Deseo que se larguen todos. Que termine de una vez la maldita operación huida. Que el barrio se vacíe de los que viven y de los que no viven en Pedralbes.
Bruno se escapa y me desespero. Salgo a buscarlo. Es junio, viernes, fin de semana de San Juan. Me veo engullida por un atasco monumental y una alegría colectiva desatada. Todoterrenos, autocares, motos, vanettes, Renault Twizy excitados por moverse, recoger, hacer maletas, largarse quién sabe dónde. Niñas con falditas tableadas y calcetines hasta las rodillas cargadas con gordos carpesanos deformados. Chavales cazando los últimos pokémons con sus colegas del cole. Madres jóvenes, guapas, felices. Papás rebosantes de energía y orgullo. Yo soy un personaje fuera de lugar que se abre paso a contracorriente frustrada por no poder gritar “Bruno, Bruno, ven aquí”. Sorteo los coches aparcados alrededor de la Creu de Pedralbes y me meto en la plaza del Monestir. Dos turistas haciendo fotos y más niños con mochilas rojas saltando escalones con salvaje entusiasmo. Escucho el repicar de las campanas y me tuerzo el tobillo con los adoquines. Llego al parque de l’Oreneta y aquí sí me pongo a gritar y a sollozar sin ser vista. Maldigo la desobediencia de mi perro. El gen cruzado que hace que mi labrador sea tan poco labrador. Llego hasta los restos de la glorieta que antaño acogió a enamorados pudientes, abandonada y grafiteada hoy, donde Bruno acostumbra a detenerse, a olfatear hasta lamer lo que nunca quiero saber qué es, a rematar su placer levantando la pata.
Salgo del parque. Me pregunto qué hará Bruno si se tropieza con una hembra jabalí dispuesta a todo por defender a sus cachorros, una de esas mamás que bajan con su manada a buscar su cena en los contenedores.
Veo la Ronda bloqueada en los dos sentidos y me alivia saber que yo no me voy a ir. Que en este lugar soy una rara avis que no abandona el barrio cuando hay dos días de fiesta. Paso por delante de la gasolinera, del tren de lavado, del macro-Punt Verd y del garden center sin clientes. Me angustio imaginando a Bruno cruzar la calle. Recuerdo la placa con mi número de móvil grabado que nunca se intentó arrancar. Evoco su docilidad, esos lametones que me embadurnan la cara en los momentos en que yo siento que le traiciono. Cuando le limpio la oreja con otitis, le rasco la herida que le supura, lo vacunamos. Cuando nacieron mis hijos y los husmeó y supo que perdía un lugar.
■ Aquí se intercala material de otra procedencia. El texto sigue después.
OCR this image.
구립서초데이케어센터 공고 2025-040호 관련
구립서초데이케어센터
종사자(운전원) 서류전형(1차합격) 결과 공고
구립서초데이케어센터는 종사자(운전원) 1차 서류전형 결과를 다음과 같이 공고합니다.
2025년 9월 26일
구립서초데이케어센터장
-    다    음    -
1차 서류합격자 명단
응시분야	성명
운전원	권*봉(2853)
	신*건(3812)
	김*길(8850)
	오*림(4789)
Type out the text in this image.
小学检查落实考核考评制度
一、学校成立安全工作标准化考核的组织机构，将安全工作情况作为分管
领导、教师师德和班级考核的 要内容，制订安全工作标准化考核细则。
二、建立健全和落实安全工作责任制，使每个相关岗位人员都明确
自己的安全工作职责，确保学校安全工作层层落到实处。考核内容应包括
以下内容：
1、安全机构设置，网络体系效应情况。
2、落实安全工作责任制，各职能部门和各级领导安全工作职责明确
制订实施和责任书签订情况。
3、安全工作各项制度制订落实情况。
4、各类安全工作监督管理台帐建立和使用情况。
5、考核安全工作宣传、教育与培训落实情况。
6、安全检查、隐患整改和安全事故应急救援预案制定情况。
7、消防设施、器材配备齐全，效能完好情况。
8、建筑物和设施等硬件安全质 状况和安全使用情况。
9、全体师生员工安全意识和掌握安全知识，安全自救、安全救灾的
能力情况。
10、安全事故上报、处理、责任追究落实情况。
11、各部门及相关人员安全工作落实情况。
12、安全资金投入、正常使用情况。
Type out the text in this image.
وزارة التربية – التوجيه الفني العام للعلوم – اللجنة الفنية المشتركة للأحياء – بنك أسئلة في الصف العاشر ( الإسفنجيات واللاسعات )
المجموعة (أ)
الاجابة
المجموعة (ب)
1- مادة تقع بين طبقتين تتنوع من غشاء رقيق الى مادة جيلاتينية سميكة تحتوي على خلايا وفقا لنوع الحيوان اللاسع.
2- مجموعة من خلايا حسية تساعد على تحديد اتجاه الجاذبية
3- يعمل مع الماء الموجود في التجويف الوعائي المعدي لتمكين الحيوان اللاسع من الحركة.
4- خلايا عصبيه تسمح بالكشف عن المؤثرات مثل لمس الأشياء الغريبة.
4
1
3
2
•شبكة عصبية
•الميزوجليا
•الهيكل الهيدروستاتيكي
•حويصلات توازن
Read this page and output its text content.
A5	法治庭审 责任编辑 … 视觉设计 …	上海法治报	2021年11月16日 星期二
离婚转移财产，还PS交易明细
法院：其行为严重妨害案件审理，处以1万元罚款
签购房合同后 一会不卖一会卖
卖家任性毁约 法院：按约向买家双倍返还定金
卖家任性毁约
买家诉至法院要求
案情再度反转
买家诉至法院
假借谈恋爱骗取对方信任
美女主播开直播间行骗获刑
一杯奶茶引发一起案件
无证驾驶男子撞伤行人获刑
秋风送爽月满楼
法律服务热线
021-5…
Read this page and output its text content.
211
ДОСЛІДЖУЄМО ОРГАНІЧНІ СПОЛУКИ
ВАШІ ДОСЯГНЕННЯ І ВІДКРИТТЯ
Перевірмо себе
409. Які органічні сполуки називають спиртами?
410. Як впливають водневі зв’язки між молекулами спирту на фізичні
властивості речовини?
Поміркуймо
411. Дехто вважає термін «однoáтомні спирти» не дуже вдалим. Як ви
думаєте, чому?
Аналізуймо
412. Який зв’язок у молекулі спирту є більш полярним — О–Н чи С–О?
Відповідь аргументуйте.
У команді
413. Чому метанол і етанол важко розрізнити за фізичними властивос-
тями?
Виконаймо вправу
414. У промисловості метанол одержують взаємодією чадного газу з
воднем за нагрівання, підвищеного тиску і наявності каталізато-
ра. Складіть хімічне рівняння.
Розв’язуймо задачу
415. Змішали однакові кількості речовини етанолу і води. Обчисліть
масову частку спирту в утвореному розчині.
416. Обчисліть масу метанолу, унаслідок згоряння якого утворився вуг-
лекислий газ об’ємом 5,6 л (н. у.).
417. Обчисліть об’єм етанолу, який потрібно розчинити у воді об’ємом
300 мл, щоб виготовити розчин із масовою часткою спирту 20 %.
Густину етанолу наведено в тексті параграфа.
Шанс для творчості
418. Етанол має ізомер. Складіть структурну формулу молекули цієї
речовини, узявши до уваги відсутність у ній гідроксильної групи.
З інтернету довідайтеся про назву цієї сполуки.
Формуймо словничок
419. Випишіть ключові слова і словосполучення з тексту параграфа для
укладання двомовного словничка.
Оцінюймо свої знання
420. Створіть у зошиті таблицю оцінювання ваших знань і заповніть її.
Vuelvo a llorar. Pienso que tengo que regresar a casa para diseñar un póster y empapelar todo el barrio. Lo hago. La gran cabeza de Bruno mirando al frente y un “SE BUSCA” en Interestate Black Condensed cuerpo 135. Pego las impresiones alrededor de la universidad y en no sé cuántas farolas. Ando bajo los emocionantes pinos de los jardines de William Shakespeare. Recorro el riachuelo artificial en el que Bruno el Desobediente se empeña en chapotear siempre que puede. Llego hasta las caballerizas de los Güell y ante la mirada impertérrita de una pareja de japoneses pego mi DIN A4 en los ladrillos color caldera. Los ojos negros de Bruno al lado de la lengua bífida del dragón de Gaudí. Me pregunto si no estará prohibido hacer esto. Pegar pósteres de alguien amado y perdido. Me siento repentinamente abatida. Vuelvo a casa arrastrando los pies. Veo bajar a una monja y me cuestiono lo de la clausura. Me cruzo con un grupo de hombres con cara de éxito en plena happy hour. Deseo que se larguen todos. Que termine de una vez la maldita operación huida. Que el barrio se vacíe de los que viven y de los que no viven en Pedralbes. Suena mi móvil.
Bruno está bien. En la carretera de les Aigües. Con dos chicas que me piden permiso para seguir su running con él. Les doy el permiso y las gracias.
Disfruto cada segundo del largo puente de San Juan. Del vacío tras la histeria. Del dulce abandono en que queda mi barrio. Con Bruno en casa.